The wet-and-wicked subset of BookTok is specifically called “dark romance,” which has become the unofficial genre name for a strain of new male pop frequently used in these videos. While some editors deploy tasteful music (Massive Attack’s “Angel” is huge) the majority is stuff like October Ends, who sings dramatically over chunky metal riffs. Exploding the Weeknd’s shivery lust with the guttural churn of Deftones, this is toxic codependency music, the perfect soundtrack for Obsession if the movie were more tasteless. Ends howls, “Sex would be so good/It′s cause I’m fucking with your mind/And then I make it rhyme.” Spotify has dozens of user-made playlists with hundreds of thousands of saves with names like “he is obsessed with you… Dark Romance” and “Dark Romance: spicy sex playlist (Freaky songs for wattpad, booktok, Haunting Adeline, smut lovers)”—that second one has over 187,000 saves. (Haunting Adeline is H.D. Carlton’s horror-crime fusion novel about an author living in a gothic mansion who gets stalked; Wattpad is the name of a popular fan-fiction website.)
Inside these playlists are artists like Ex Habit, a 24-year-old from LA with a Yeatian (the rapper, not the Irish poet) hedge of chin beard who describes himself as a “wasted melancholic” and offers a grimly diluted version of the fucked-up fuckboi persona Abel Tesfaye honed on “The Hills.” There’s Chris Grey, a Toronto “dark R&B” specialist who dooms about the apocalypse with the lethargy of a guy lying on his couch and searching for food on Grubhub: “I’d let the world burn for you,” he grunts. “This is how it always had to end/If I can’t have you, then no one can.” This music is often so simplistic—tenth-grade emo-thirst-trap-core with yearning synths, thudding drums, and maybe a lick of guitar—that a machine could do it too. Redditors have been mulling over whether Saint Vice, a BookTok favorite with 680,000 monthly listeners, is AI. The music is all gutless grungegaze with titles like “WORSHIP” and “LOSE CONTROL”; there’s no paper trail of the artist before late last year, no images or performance videos exist online.
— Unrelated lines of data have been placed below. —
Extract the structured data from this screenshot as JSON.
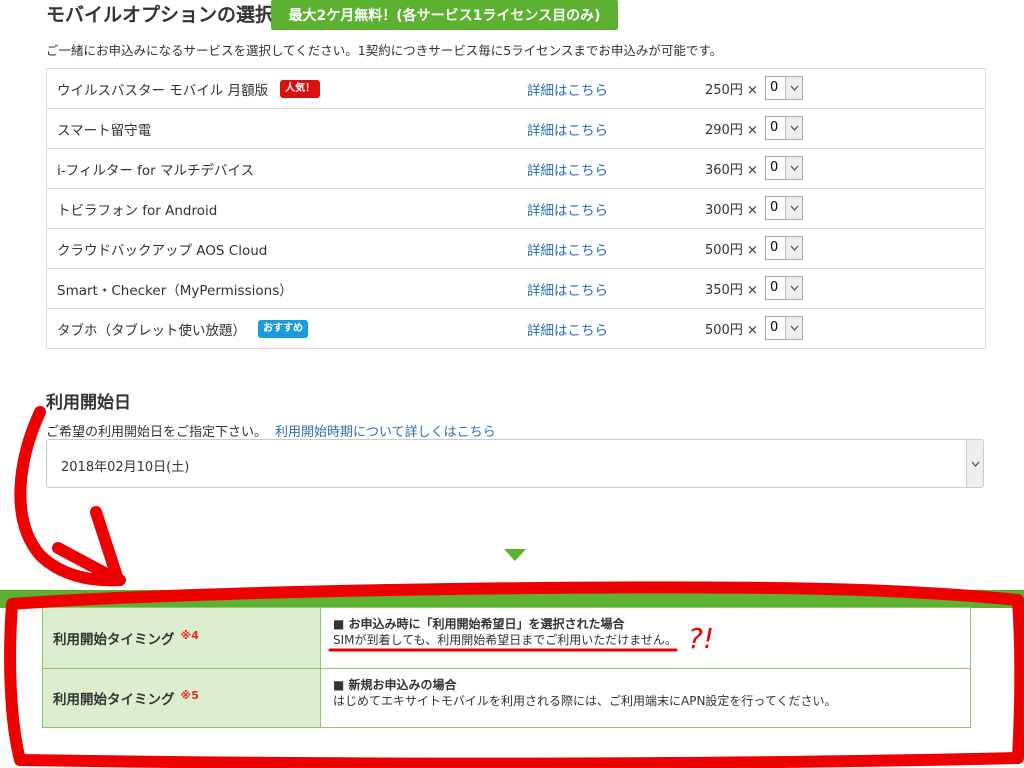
{
  "options": {
    "title": "モバイルオプションの選択",
    "free_badge": "最大2ケ月無料！(各サービス1ライセンス目のみ)",
    "description": "ご一緒にお申込みになるサービスを選択してください。1契約につきサービス毎に5ライセンスまでお申込みが可能です。",
    "items": [
      {
        "name": "ウイルスバスター モバイル 月額版",
        "tag": "人気！",
        "tag_color": "#d9120f",
        "link": "詳細はこちら",
        "price": "250円 ×",
        "qty": "0"
      },
      {
        "name": "スマート留守電",
        "tag": "",
        "link": "詳細はこちら",
        "price": "290円 ×",
        "qty": "0"
      },
      {
        "name": "i-フィルター for マルチデバイス",
        "tag": "",
        "link": "詳細はこちら",
        "price": "360円 ×",
        "qty": "0"
      },
      {
        "name": "トビラフォン for Android",
        "tag": "",
        "link": "詳細はこちら",
        "price": "300円 ×",
        "qty": "0"
      },
      {
        "name": "クラウドバックアップ AOS Cloud",
        "tag": "",
        "link": "詳細はこちら",
        "price": "500円 ×",
        "qty": "0"
      },
      {
        "name": "Smart・Checker（MyPermissions）",
        "tag": "",
        "link": "詳細はこちら",
        "price": "350円 ×",
        "qty": "0"
      },
      {
        "name": "タブホ（タブレット使い放題）",
        "tag": "おすすめ",
        "tag_color": "#1a9bdc",
        "link": "詳細はこちら",
        "price": "500円 ×",
        "qty": "0"
      }
    ]
  },
  "start_date": {
    "title": "利用開始日",
    "description": "ご希望の利用開始日をご指定下さい。",
    "link": "利用開始時期について詳しくはこちら",
    "selected": "2018年02月10日(土)"
  },
  "timing": {
    "rows": [
      {
        "label": "利用開始タイミング",
        "note": "※4",
        "heading": "■ お申込み時に「利用開始希望日」を選択された場合",
        "text": "SIMが到着しても、利用開始希望日までご利用いただけません。"
      },
      {
        "label": "利用開始タイミング",
        "note": "※5",
        "heading": "■ 新規お申込みの場合",
        "text": "はじめてエキサイトモバイルを利用される際には、ご利用端末にAPN設定を行ってください。"
      }
    ]
  },
  "annotation": {
    "text": "?!",
    "color": "#ee0000"
  },
  "colors": {
    "accent_green": "#5cb130",
    "link_blue": "#2a6fb5",
    "note_red": "#e8261a"
  }
}
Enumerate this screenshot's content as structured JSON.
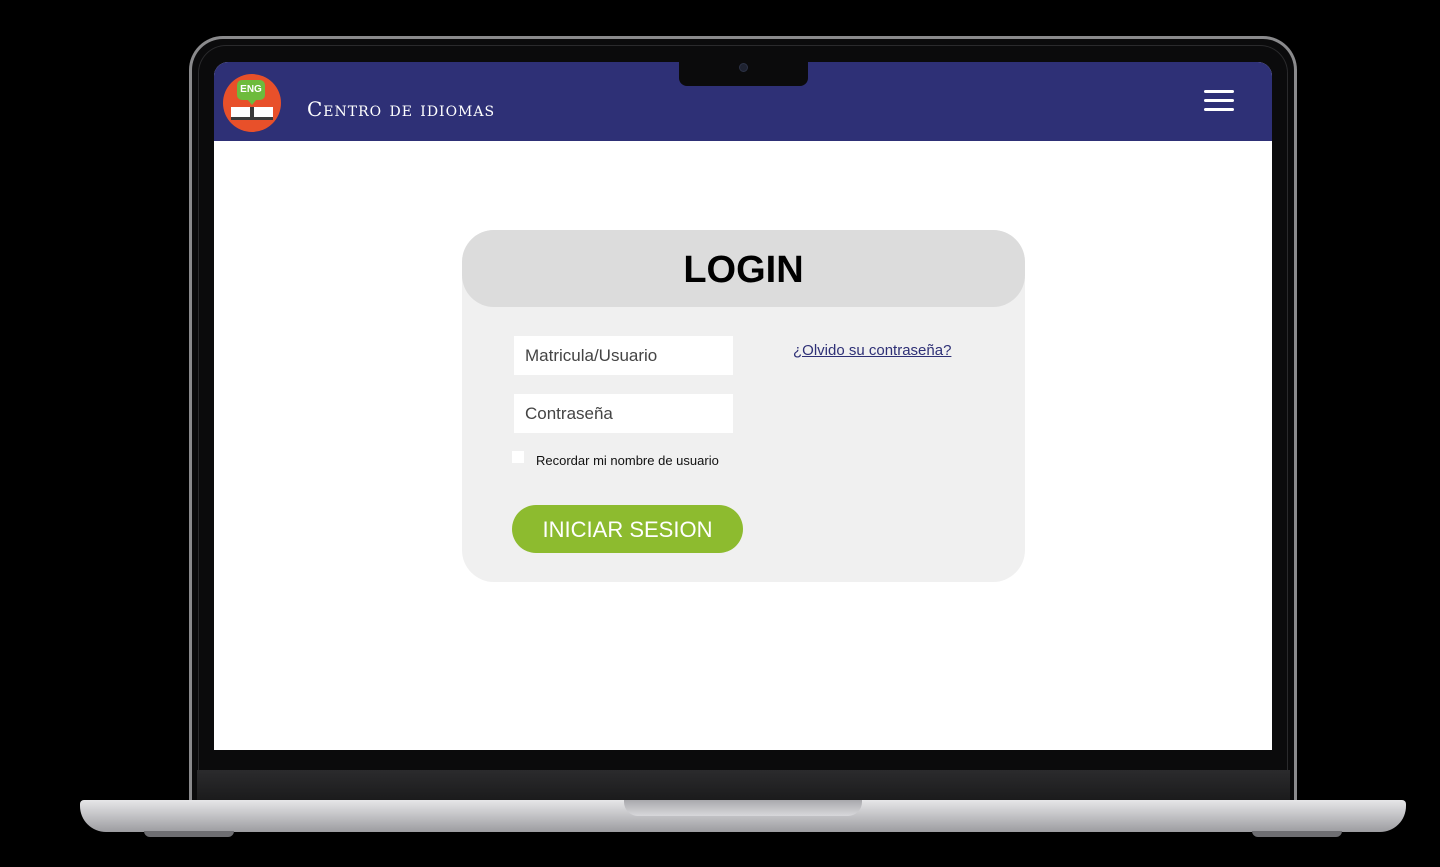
{
  "app": {
    "logo_text": "ENG",
    "title": "Centro de idiomas",
    "menu_icon": "hamburger-icon"
  },
  "login": {
    "title": "LOGIN",
    "username_placeholder": "Matricula/Usuario",
    "password_placeholder": "Contraseña",
    "forgot_link": "¿Olvido su contraseña?",
    "remember_label": "Recordar mi nombre de usuario",
    "remember_checked": false,
    "submit_label": "INICIAR SESION"
  },
  "colors": {
    "header_bg": "#2e3076",
    "logo_bg": "#e8502a",
    "logo_bubble": "#6dbb3c",
    "card_bg": "#f0f0f0",
    "card_header_bg": "#dcdcdc",
    "button_bg": "#8dbb2f",
    "link": "#2e3076"
  }
}
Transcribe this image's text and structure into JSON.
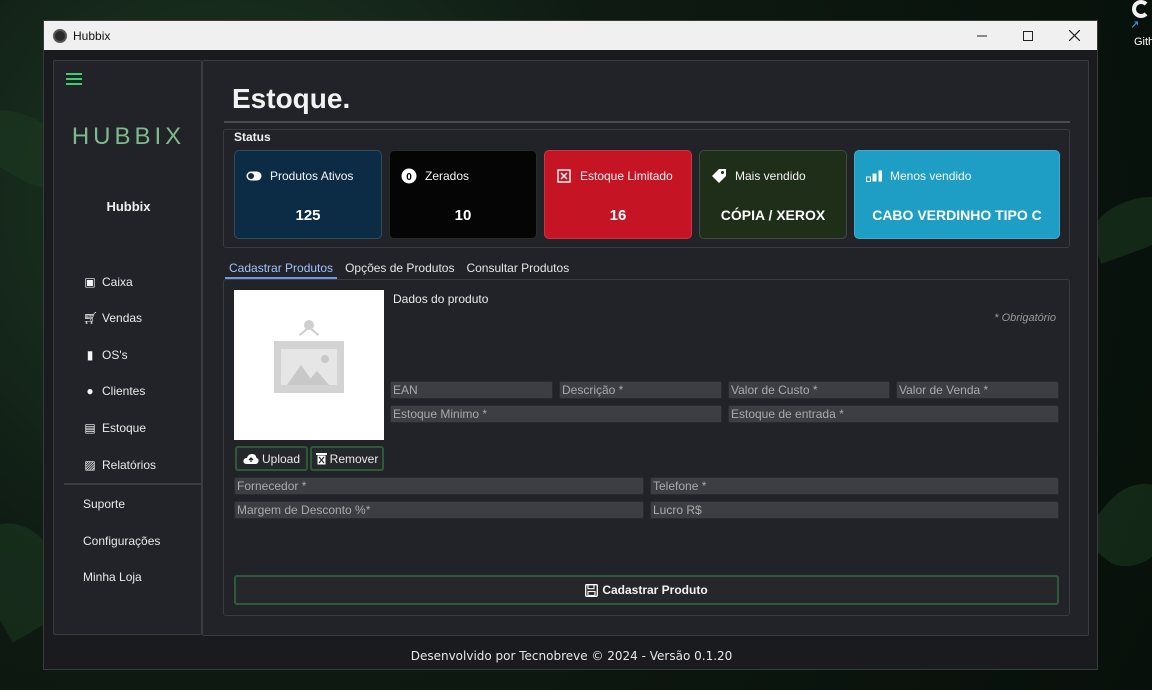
{
  "window": {
    "title": "Hubbix",
    "controls": [
      "minimize",
      "maximize",
      "close"
    ]
  },
  "desktop": {
    "shortcut_label": "Gith"
  },
  "sidebar": {
    "logo": "HUBBIX",
    "user": "Hubbix",
    "items": [
      {
        "label": "Caixa",
        "icon": "box-icon"
      },
      {
        "label": "Vendas",
        "icon": "cart-icon"
      },
      {
        "label": "OS's",
        "icon": "document-icon"
      },
      {
        "label": "Clientes",
        "icon": "user-circle-icon"
      },
      {
        "label": "Estoque",
        "icon": "inventory-icon"
      },
      {
        "label": "Relatórios",
        "icon": "report-icon"
      }
    ],
    "bottom_items": [
      "Suporte",
      "Configurações",
      "Minha Loja"
    ]
  },
  "main": {
    "title": "Estoque.",
    "status_label": "Status",
    "cards": [
      {
        "label": "Produtos Ativos",
        "value": "125",
        "icon": "toggle-icon",
        "color": "#0c2c45"
      },
      {
        "label": "Zerados",
        "value": "10",
        "icon": "zero-icon",
        "color": "#050505"
      },
      {
        "label": "Estoque Limitado",
        "value": "16",
        "icon": "x-box-icon",
        "color": "#c51424"
      },
      {
        "label": "Mais vendido",
        "value": "CÓPIA / XEROX",
        "icon": "tag-icon",
        "color": "#1e2e18"
      },
      {
        "label": "Menos vendido",
        "value": "CABO VERDINHO TIPO C",
        "icon": "signal-bars-icon",
        "color": "#1e9ec4"
      }
    ],
    "tabs": [
      "Cadastrar Produtos",
      "Opções de Produtos",
      "Consultar Produtos"
    ],
    "active_tab": "Cadastrar Produtos",
    "form": {
      "section_label": "Dados do produto",
      "required_note": "* Obrigatório",
      "upload_label": "Upload",
      "remove_label": "Remover",
      "fields": {
        "ean": "EAN",
        "descricao": "Descrição *",
        "valor_custo": "Valor de Custo *",
        "valor_venda": "Valor de Venda *",
        "estoque_minimo": "Estoque Minimo *",
        "estoque_entrada": "Estoque de entrada *",
        "fornecedor": "Fornecedor *",
        "telefone": "Telefone *",
        "margem_desconto": "Margem de Desconto %*",
        "lucro": "Lucro R$"
      },
      "submit_label": "Cadastrar Produto"
    }
  },
  "footer": "Desenvolvido por Tecnobreve © 2024 - Versão 0.1.20",
  "colors": {
    "accent": "#3ecf6a",
    "button_border": "#2e5a3a",
    "tab_active": "#9ec3ff"
  }
}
“The artists are trying to be famous, and they’re trying to follow the trends,” says Emma, a woman who’s amassed over 670,000 TikTok followers with dark romance clips that feature herself being captured by her husband, Jakub, dressed as a masked man. Numerous artists and agents have propositioned them for promo; they’ve gotten anywhere from $150 to $300 for single-video song usages from artists like Artemas, bbno$, and Teddy Swims, netting thousands of dollars over their two-year TikTok career. Emma and Jakub tell me they’ve turned down many songs that don’t suit the stalker vibe: “Slow and long electric guitar tones,” Emma explains. “Lyrics about love, chasing, passion.” They cite windswept crooners Oscen and Kae as artists who blew up through spamming TikTok videos trying to crack into the BookTok market.